What is the world's grossest and most inconvenient toy?
It's taken 20 years of research, but my husband and I have finally discovered the truth.

It's not Slime with lumps that look somewhat like boogers.


It's not silly putty.  It's not even that disgusting lollypop built like a ring that is the bane of any parent that prefers not to hold sticky hands.



It's not the Barbie who's chest measurements grow if you twist her arm.

It's (drumroll please) the Grow Shark.  We  know this because my 6 year old bought one on vacation with his grandparents.  My husband and I laughed when we read the instructions; place shark toy in bathtub full of water and let grow for 6 days until shark fills the tub.
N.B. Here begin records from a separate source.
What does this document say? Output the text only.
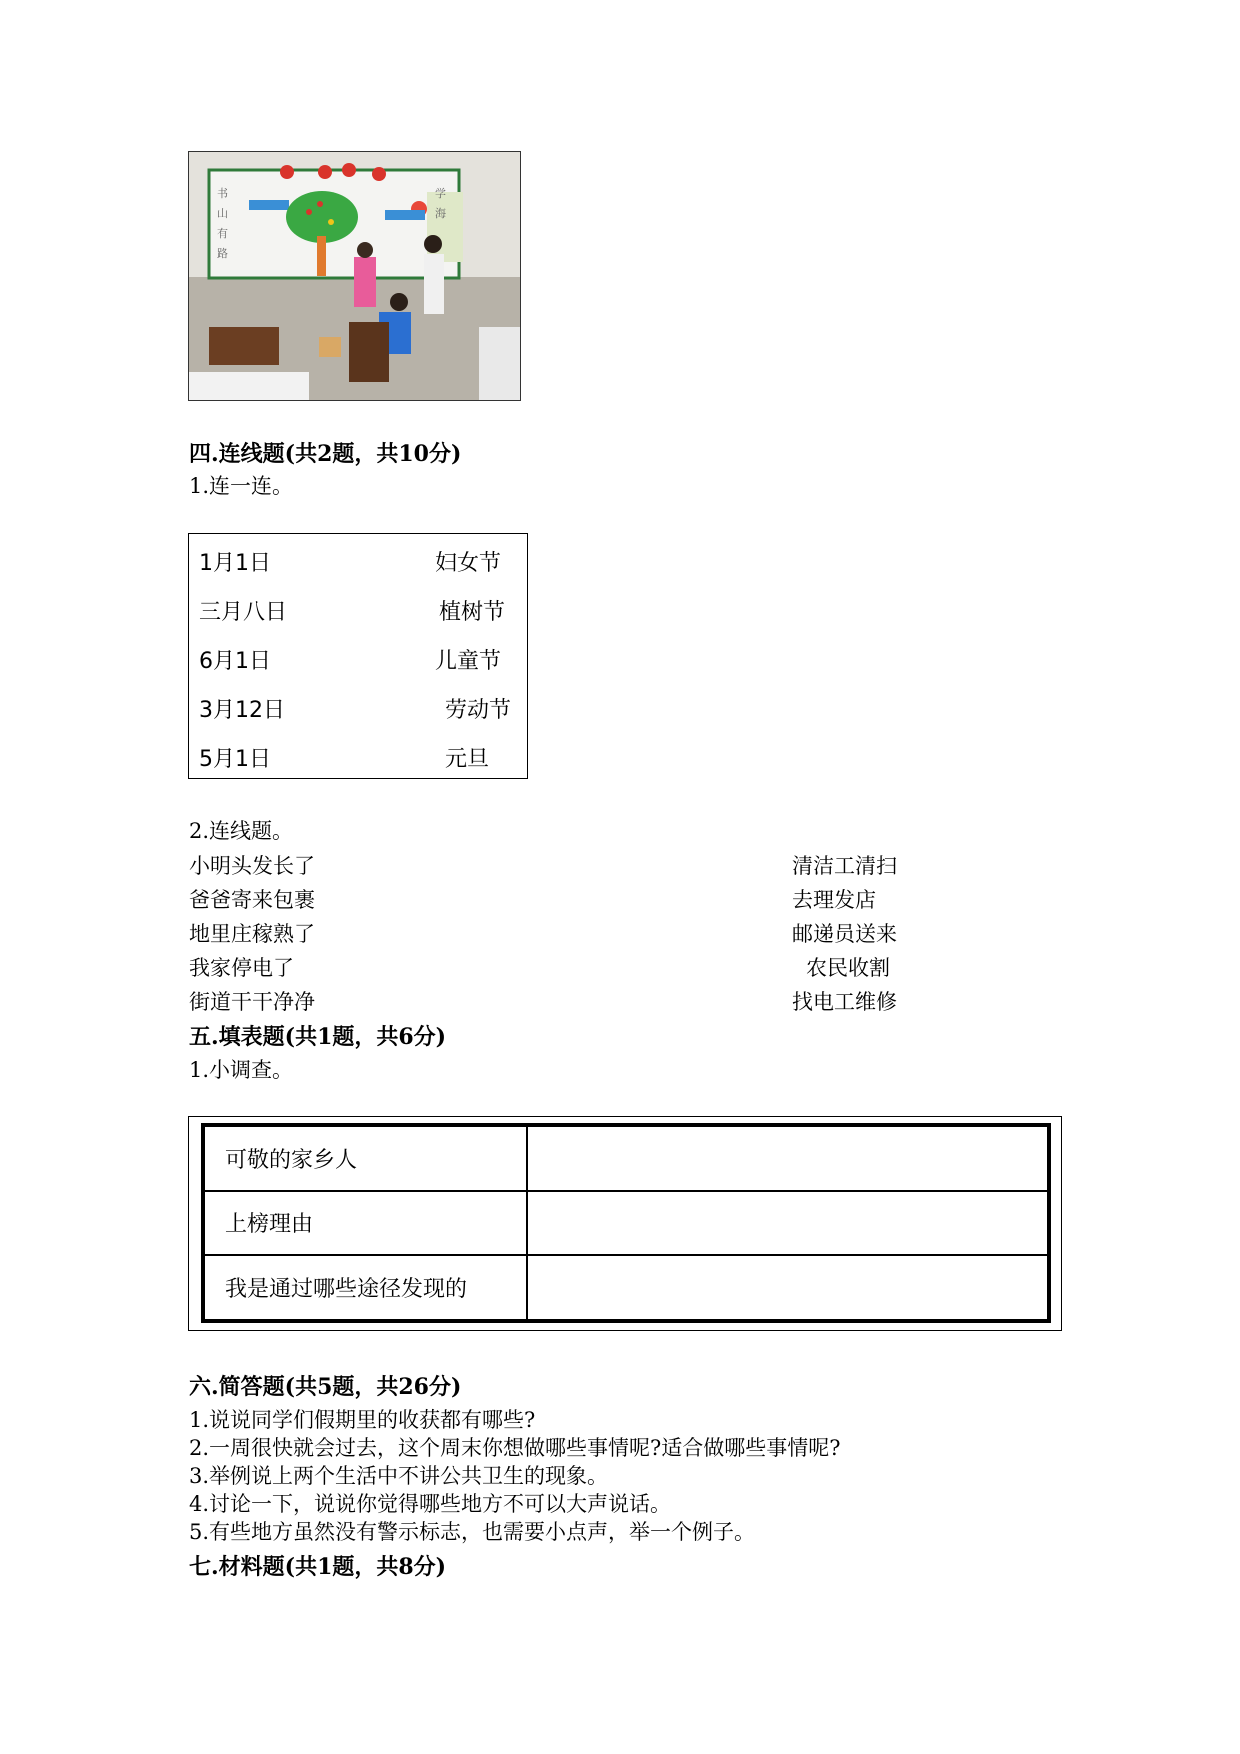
书
山
有
路
学
海
四.连线题(共2题，共10分)
1.连一连。
1月1日	妇女节
三月八日	植树节
6月1日	儿童节
3月12日	劳动节
5月1日	元旦
2.连线题。
小明头发长了	清洁工清扫
爸爸寄来包裹	去理发店
地里庄稼熟了	邮递员送来
我家停电了	农民收割
街道干干净净	找电工维修
五.填表题(共1题，共6分)
1.小调查。
可敬的家乡人	
上榜理由	
我是通过哪些途径发现的	
六.简答题(共5题，共26分)
1.说说同学们假期里的收获都有哪些?
2.一周很快就会过去，这个周末你想做哪些事情呢?适合做哪些事情呢?
3.举例说上两个生活中不讲公共卫生的现象。
4.讨论一下，说说你觉得哪些地方不可以大声说话。
5.有些地方虽然没有警示标志，也需要小点声，举一个例子。
七.材料题(共1题，共8分)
Oh, sure.  I'll give the Grow Shark a bathtub... for 6 days.  because I want my son to play with a 4 foot long, wet and slimy shark made of unknown chemicals that smells overpoweringly of spray paint.  Don't mind the snail trail it leaves behind after it touches something...

Poor thing only got a enormous stainless steel bowl from Target, it stunted its potential.



It made up for the indignity by being extra slimy and looking quite real submerged in its murky water.  My 6 year old checked it's progress everyday.

I had to live with the huge bowl out on my kitchen counter.  Don't laugh- that was hard for me and it kept startling visitors who wondered about our diet.